EC2 Auto Scaling emphasizes flexibility, while AWS Auto Scaling emphasizes simplicity. Your choice depends on the features most relevant to your development and IT teams and looking to scale your cloud environment.

Amazon EC2 Auto Scaling Instance Lifecycle 

Each EC2 instance in an auto scaling group has a unique lifecycle or path. The lifecycle starts with the launch of an instance and ends with its termination.
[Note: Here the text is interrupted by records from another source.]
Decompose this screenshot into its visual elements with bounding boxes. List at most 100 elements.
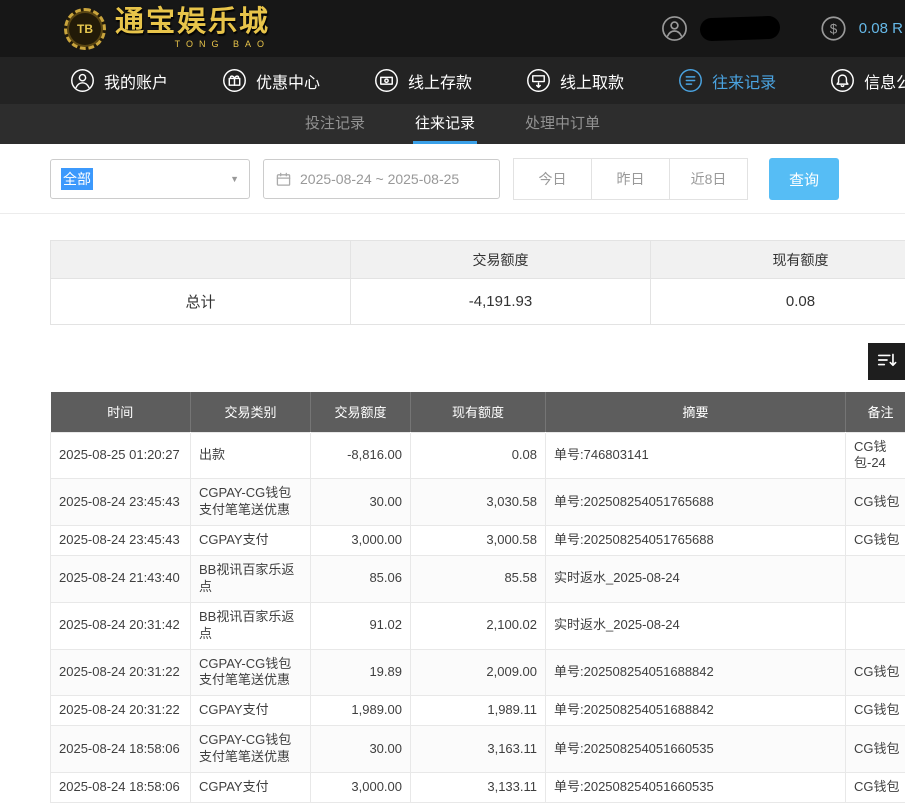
nav-item-promotions[interactable]: 优惠中心 — [222, 68, 320, 93]
summary-total-transaction: -4,191.93 — [351, 279, 651, 325]
records-header-2: 交易额度 — [311, 392, 411, 432]
logo[interactable]: TB 通宝娱乐城 TONG BAO — [64, 8, 270, 50]
cell: CGPAY支付 — [191, 696, 311, 726]
chevron-down-icon: ▼ — [230, 174, 239, 184]
dollar-icon: $ — [820, 15, 847, 42]
withdraw-icon — [526, 68, 551, 93]
summary-total-balance: 0.08 — [651, 279, 905, 325]
cell: 单号:202508254051765688 — [546, 526, 846, 556]
cell: 30.00 — [311, 479, 411, 526]
cell: 2025-08-24 21:43:40 — [51, 555, 191, 602]
type-dropdown[interactable]: 全部 ▼ — [50, 159, 250, 199]
cell: CG钱包 — [846, 696, 905, 726]
filter-bar: 全部 ▼ 2025-08-24 ~ 2025-08-25 今日昨日近8日 查询 — [50, 158, 905, 200]
quick-range-button-1[interactable]: 昨日 — [591, 158, 670, 200]
quick-range-button-0[interactable]: 今日 — [513, 158, 592, 200]
records-header-5: 备注 — [846, 392, 905, 432]
nav-label: 往来记录 — [712, 69, 776, 93]
cell: CG钱包-24 — [846, 432, 905, 479]
cell: 2025-08-24 20:31:22 — [51, 696, 191, 726]
censored-username — [699, 16, 780, 42]
search-button[interactable]: 查询 — [769, 158, 839, 200]
sort-icon — [876, 349, 898, 374]
gift-icon — [222, 68, 247, 93]
table-row: 2025-08-24 21:43:40BB视讯百家乐返点85.0685.58实时… — [51, 555, 905, 602]
nav-item-records[interactable]: 往来记录 — [678, 68, 776, 93]
calendar-icon — [276, 172, 291, 187]
table-row: 2025-08-24 18:58:06CGPAY-CG钱包支付笔笔送优惠30.0… — [51, 726, 905, 773]
summary-total-row: 总计 -4,191.93 0.08 — [51, 279, 905, 325]
cell: CGPAY-CG钱包支付笔笔送优惠 — [191, 479, 311, 526]
cell: 单号:202508254051688842 — [546, 649, 846, 696]
cell: CGPAY-CG钱包支付笔笔送优惠 — [191, 726, 311, 773]
cell: 实时返水_2025-08-24 — [546, 555, 846, 602]
nav-label: 我的账户 — [104, 69, 168, 93]
logo-chip-text: TB — [77, 22, 93, 36]
logo-name: 通宝娱乐城 — [115, 8, 270, 37]
date-range-value: 2025-08-24 ~ 2025-08-25 — [300, 171, 459, 187]
sort-button[interactable] — [868, 343, 905, 380]
tab-betting-records[interactable]: 投注记录 — [303, 104, 367, 144]
cell: CG钱包 — [846, 479, 905, 526]
page: TB 通宝娱乐城 TONG BAO $ 0.08 R — [0, 0, 905, 803]
cell: 19.89 — [311, 649, 411, 696]
cell — [846, 555, 905, 602]
tab-transaction-records[interactable]: 往来记录 — [413, 104, 477, 144]
cell: CG钱包 — [846, 649, 905, 696]
cell: 实时返水_2025-08-24 — [546, 602, 846, 649]
cell: 85.58 — [411, 555, 546, 602]
sort-row — [0, 343, 905, 380]
bell-icon — [830, 68, 855, 93]
main-nav: 我的账户 优惠中心 线上存款 线上取款 往来记录 信息公告 — [0, 57, 905, 104]
table-row: 2025-08-24 23:45:43CGPAY-CG钱包支付笔笔送优惠30.0… — [51, 479, 905, 526]
user-avatar-icon[interactable] — [661, 15, 688, 42]
quick-range-button-2[interactable]: 近8日 — [669, 158, 748, 200]
cell: 1,989.00 — [311, 696, 411, 726]
cell: CG钱包 — [846, 726, 905, 773]
cell: CG钱包 — [846, 526, 905, 556]
cell: 2025-08-24 20:31:22 — [51, 649, 191, 696]
cell: BB视讯百家乐返点 — [191, 555, 311, 602]
summary-header-balance: 现有额度 — [651, 241, 905, 279]
table-row: 2025-08-24 20:31:22CGPAY-CG钱包支付笔笔送优惠19.8… — [51, 649, 905, 696]
cell: 85.06 — [311, 555, 411, 602]
cell: CGPAY支付 — [191, 526, 311, 556]
nav-label: 线上存款 — [408, 69, 472, 93]
cell: 3,000.00 — [311, 772, 411, 802]
records-header-3: 现有额度 — [411, 392, 546, 432]
table-row: 2025-08-24 20:31:42BB视讯百家乐返点91.022,100.0… — [51, 602, 905, 649]
nav-label: 线上取款 — [560, 69, 624, 93]
date-range-picker[interactable]: 2025-08-24 ~ 2025-08-25 — [263, 159, 500, 199]
cell: 2,100.02 — [411, 602, 546, 649]
cell: 3,000.00 — [311, 526, 411, 556]
nav-item-withdraw[interactable]: 线上取款 — [526, 68, 624, 93]
cell: 2025-08-24 23:45:43 — [51, 526, 191, 556]
cell: 单号:202508254051688842 — [546, 696, 846, 726]
nav-item-deposit[interactable]: 线上存款 — [374, 68, 472, 93]
svg-text:$: $ — [830, 22, 838, 37]
cell: 91.02 — [311, 602, 411, 649]
logo-text: 通宝娱乐城 TONG BAO — [115, 8, 270, 49]
deposit-icon — [374, 68, 399, 93]
cell: 3,133.11 — [411, 772, 546, 802]
nav-item-announcements[interactable]: 信息公告 — [830, 68, 905, 93]
sub-nav: 投注记录 往来记录 处理中订单 — [0, 104, 905, 144]
cell: CGPAY支付 — [191, 772, 311, 802]
cell: 2025-08-25 01:20:27 — [51, 432, 191, 479]
cell: 2025-08-24 18:58:06 — [51, 726, 191, 773]
cell: 3,000.58 — [411, 526, 546, 556]
summary-total-label: 总计 — [51, 279, 351, 325]
cell: 单号:202508254051660535 — [546, 726, 846, 773]
divider — [0, 213, 905, 214]
cell: 0.08 — [411, 432, 546, 479]
cell: 单号:202508254051660535 — [546, 772, 846, 802]
cell: BB视讯百家乐返点 — [191, 602, 311, 649]
table-row: 2025-08-24 18:58:06CGPAY支付3,000.003,133.… — [51, 772, 905, 802]
tab-processing-orders[interactable]: 处理中订单 — [523, 104, 602, 144]
records-header-0: 时间 — [51, 392, 191, 432]
user-icon — [70, 68, 95, 93]
nav-item-account[interactable]: 我的账户 — [70, 68, 168, 93]
records-header-4: 摘要 — [546, 392, 846, 432]
table-row: 2025-08-25 01:20:27出款-8,816.000.08单号:746… — [51, 432, 905, 479]
cell: 1,989.11 — [411, 696, 546, 726]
Here is an illustration of the changes to an instance throughout its lifecycle.

EC2 Autoscaling instance lifecycle

Image Source: AWS

Triggers for Scale Out

The following events tell the auto scaling group to launch more instances and attach them to the group::

  • You manually increase the group size.
  • You create an auto scaling policy to increase the group size based on demand. 
  • You schedule scaling to increase the group size at a specified time.

When the group launches EC2 instances, their state is “pending.” Once the instance is configured and has passed the EC2 health checks, it attaches to the group, and its state is “InService.”

If the group’s configuration accepts traffic from Elastic Load Balancing, Amazon EC2 Auto Scaling will automatically register the instance with the load balancer before marking it “InService.”

InService Instances 

Instances are “InService” until one of these events: 

  • A scale-in event terminates the instance to reduce the group size. 
  • You set the instance to “Standby.”
  • You detach it from the group.
  • The instance fails health checks.

Triggers for Scale In

The following events tell the auto scaling group to detach instances from the group and terminate them: 

  • You manually reduce the group size.
  • You set an auto scaling policy to reduce the group size based on demand. 
  • You schedule scaling to reduce the group size at a specified time.

You must create a matching scale-in event for all scale-out events to ensure your resources correspond to changing demand.

The auto scaling group’s policy determines the instances to terminate during a scale-in event. The state of instances during the termination process is “Terminating” and cannot return to service. Once termination is complete, the state is “Terminated.”

If the group’s configuration accepts load balancer traffic, EC2 Auto Scaling will automatically deregister terminating instances from the load balancer to ensure all requests reach other EC2 instances.

AWS EC2 Auto Scaling Challenges 

If a deployment to an EC2 instance in an auto scaling group fails, it could be for one of these reasons:

  • EC2 Auto Scaling is continuously launching and terminating the EC2 instance—this occurs when CodeDeploy cannot automatically deploy an application revision. You can address this by disassociating the auto scaling group from your CodeDeploy deployment group or changing its configuration to ensure the current state matches the desired capacity. It will prevent EC2 Auto Scaling from launching more instances. 
  • CodeDeploy is unresponsive—this occurs when the CodeDeploy agent is not properly installed, usually because the initialization scripts fail to run immediately upon the launch of the EC2 instance (i.e., if they take longer than an hour to run). After one hour, the CodeDeploy agent times out and cannot respond to a pending deployment. You can address this issue by moving the initialization scripts into the CodeDeploy application revision.
  • An instance in the auto scaling group reboots during the deployment—rebooting an EC2 instance or shutting down the CodeDeploy agent while processing the deployment command can cause the deployment to fail.
  • Several application revisions are deployed to a single EC2 instance—this can result in failure if a deployment has long-running scripts (over a few minutes). You should avoid deploying multiple application revisions to each EC2 instance in your auto scaling group.
  • The deployment of a new EC2 instance fails when launched in your auto scaling group—this occurs when a script that runs in the deployment blocks the launch of an EC2 instance.